Madrid. 20 de junio de 2024. Desde la Confederación de Sociedades Científicas de España (COSCE) hemos observado con estupor la situación derivada de la elección de Juan Manuel Corchado como rector de la Universidad de Salamanca. Tras las informaciones publicadas sobre las presuntas malas prácticas del doctor Corchado y la petición de apertura de una investigación sobre esta cuestión por parte del Comité Español de Ética en la Investigación creemos que se ha planteado un doble problema: legal y ético. Hasta ahora, desde el punto de vista legal no hay ninguna acusación en un juzgado, ni el doctor Corchado ha sido imputado o condenado por ninguna falta pero nos preguntamos si esto es suficiente.

A finales de abril, cuando se supo que la candidatura de Juan Manuel Corchado era la única que concurría a las elecciones al Rectorado de la Universidad de Salamanca, la Conferencia de Rectores de las Universidades Españolas (CRUE) expresó, al ser preguntada por esta cuestión y sin nombrar al doctor Corchado, que consideraba que “la honestidad académica y científica es un valor fundamental que hay que defender y preservar para que la universidad continúe siendo una institución de prestigio en la que la sociedad deposita su confianza”. Era claramente un aviso a navegantes, y, en este caso, lo que estaba y sigue estando en juego es, principalmente, la reputación de la Universidad de Salamanca.

A pesar de los avisos, el doctor Corchado resultó elegido como rector de la Universidad de Salamanca. Aunque es cierto que en dichas elecciones se produjo una bajísima participación (10,5%) y que hubo muchos votos en blanco y nulos. Pero en el cómputo final, cerca del 61% de los votos totales, fueron positivos. El resultado es una situación curiosa, legalmente el doctor Corchado es el rector de la Universidad de Salamanca al tiempo que su reputación como investigador está clara y gravemente en entredicho lo que sin duda alguna salpica la reputación de la propia Universidad de Salamanca y, por extensión, la de la universidad española en su conjunto, tanto en el plano nacional como en el internacional.

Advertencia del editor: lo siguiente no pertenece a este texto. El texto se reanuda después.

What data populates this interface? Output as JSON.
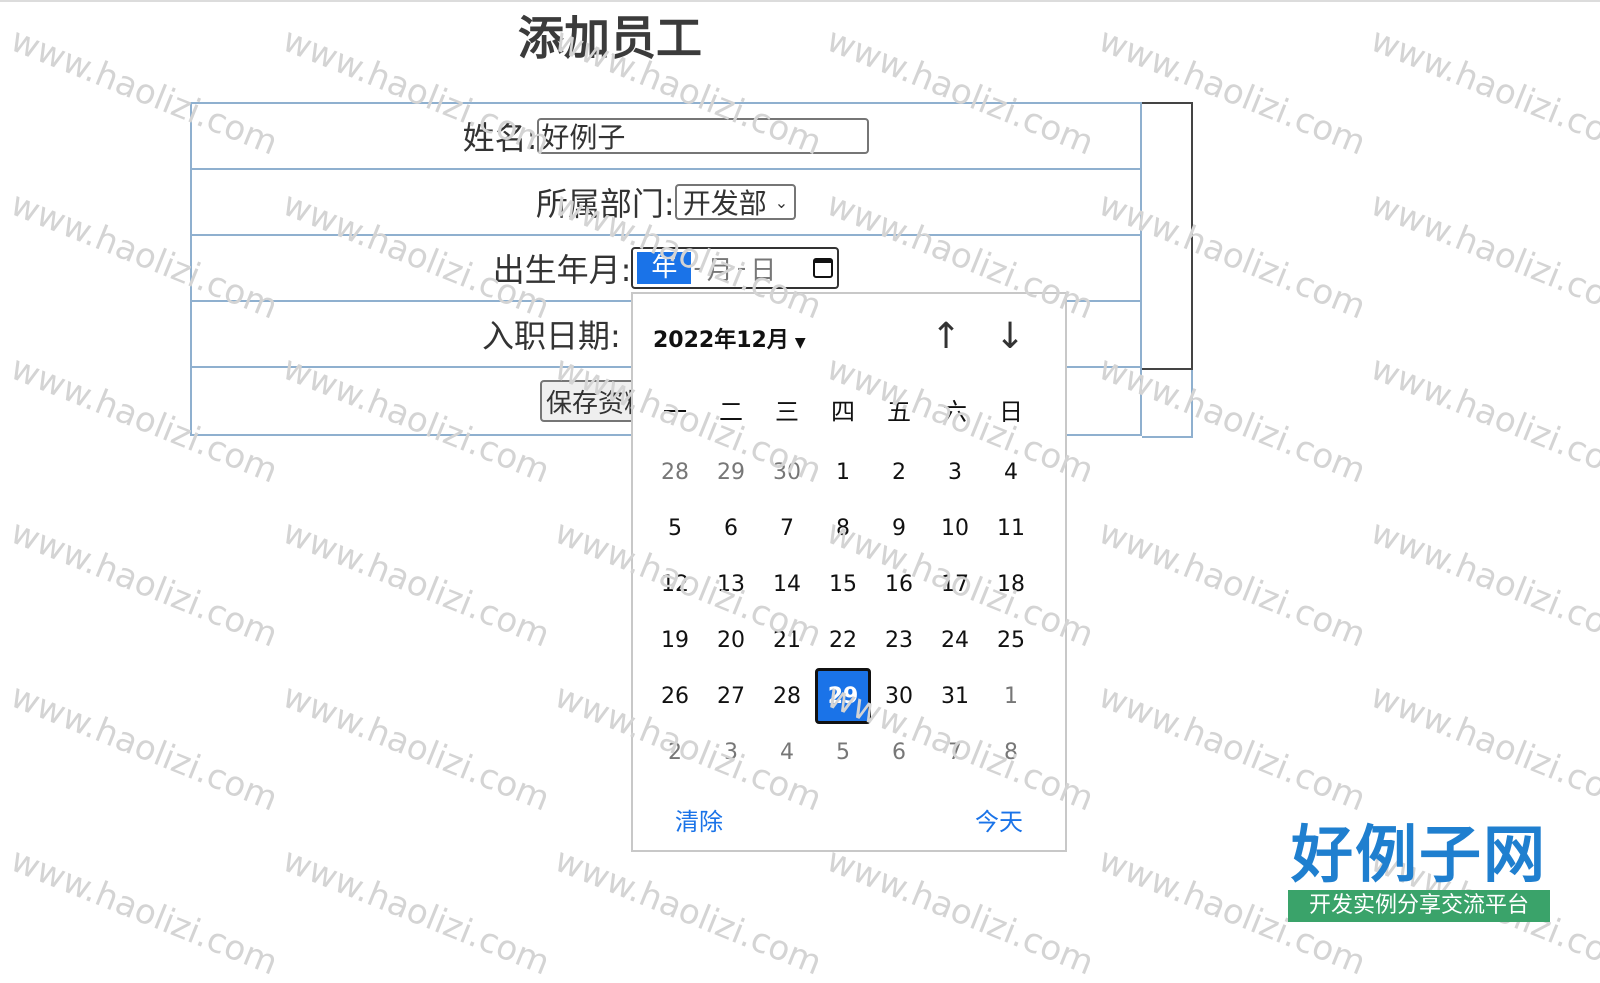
{
  "page": {
    "title": "添加员工"
  },
  "form": {
    "name_label": "姓名:",
    "name_value": "好例子",
    "dept_label": "所属部门:",
    "dept_selected": "开发部",
    "birth_label": "出生年月:",
    "birth_year_seg": "年",
    "birth_month_seg": "月",
    "birth_day_seg": "日",
    "hire_label": "入职日期:",
    "save_label": "保存资料"
  },
  "calendar": {
    "month_label": "2022年12月",
    "weekdays": [
      "一",
      "二",
      "三",
      "四",
      "五",
      "六",
      "日"
    ],
    "days": [
      {
        "d": "28",
        "m": true
      },
      {
        "d": "29",
        "m": true
      },
      {
        "d": "30",
        "m": true
      },
      {
        "d": "1"
      },
      {
        "d": "2"
      },
      {
        "d": "3"
      },
      {
        "d": "4"
      },
      {
        "d": "5"
      },
      {
        "d": "6"
      },
      {
        "d": "7"
      },
      {
        "d": "8"
      },
      {
        "d": "9"
      },
      {
        "d": "10"
      },
      {
        "d": "11"
      },
      {
        "d": "12"
      },
      {
        "d": "13"
      },
      {
        "d": "14"
      },
      {
        "d": "15"
      },
      {
        "d": "16"
      },
      {
        "d": "17"
      },
      {
        "d": "18"
      },
      {
        "d": "19"
      },
      {
        "d": "20"
      },
      {
        "d": "21"
      },
      {
        "d": "22"
      },
      {
        "d": "23"
      },
      {
        "d": "24"
      },
      {
        "d": "25"
      },
      {
        "d": "26"
      },
      {
        "d": "27"
      },
      {
        "d": "28"
      },
      {
        "d": "29",
        "sel": true
      },
      {
        "d": "30"
      },
      {
        "d": "31"
      },
      {
        "d": "1",
        "m": true
      },
      {
        "d": "2",
        "m": true
      },
      {
        "d": "3",
        "m": true
      },
      {
        "d": "4",
        "m": true
      },
      {
        "d": "5",
        "m": true
      },
      {
        "d": "6",
        "m": true
      },
      {
        "d": "7",
        "m": true
      },
      {
        "d": "8",
        "m": true
      }
    ],
    "clear_label": "清除",
    "today_label": "今天"
  },
  "watermark": "www.haolizi.com",
  "logo": {
    "main": "好例子网",
    "sub": "开发实例分享交流平台"
  },
  "colors": {
    "accent": "#1a73e8",
    "table_border": "#8fb0cf",
    "logo_blue": "#1f7fcf",
    "logo_green": "#3aa36a"
  }
}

El ministerio de Ciencia, Innovación y Universidades ha reaccionado activando la actuación del Comité Español de Ética de la Investigación cuyo dictamen ha sido que las actuaciones de Juan Manuel Corchado “podrían conculcar las buenas prácticas científicas” y exhorta a que se investiguen dichas actuaciones. Pero existe otro problema. Este comité es un órgano consultivo y sus actuaciones no son vinculantes. Asimismo, la Agencia Estatal de Investigación (AEI) ha suspendido “de forma cautelar” la participación del doctor Corchado en cualquier actuación relacionada con los procesos de evaluación que son competencia de esta. Con ser un primer paso, nos parece insuficiente para salvaguardar lo que está en riesgo, la reputación de una de nuestras universidades más antiguas y respetadas y, por extensión, de la universidad española en general.

Por ello creemos que es imprescindible que, con celeridad, bien el Ministerio o la autoridad autonómica competente articulen la puesta en marcha de una comisión independiente capaz de verificar los hechos denunciados. El doctor Corchado debería agilizar también en tiempo y forma las explicaciones que lleva semanas anunciando que quiere dar.

Y, con el máximo respeto a la autonomía universitaria, tras esos pasos es probable que el único mecanismo efectivo es el que debe activar ese 89,5% de integrantes de la Universidad de Salamanca que no votaron en las últimas elecciones y que, junto a los votos en blanco y los nulos, podrían haber revertido el proceso y evitado esta situación indeseable. Para ello se necesita impulsar desde dentro de la propia universidad la convocatoria de nuevas elecciones y la presentación de al menos una candidatura alternativa. La solución, urgente, debe darla la propia Universidad de Salamanca.

A la luz de todo ello es también necesario hacer un llamamiento a la reflexión rigurosa sobre la metodología seguida para establecer los diferentes “rankings” de instituciones universitarias e investigadores. Con los criterios e índices actuales, definidos por empresas privadas, nos jugamos nuestro posicionamiento en esos puestos y las consecuencias derivadas de ellos.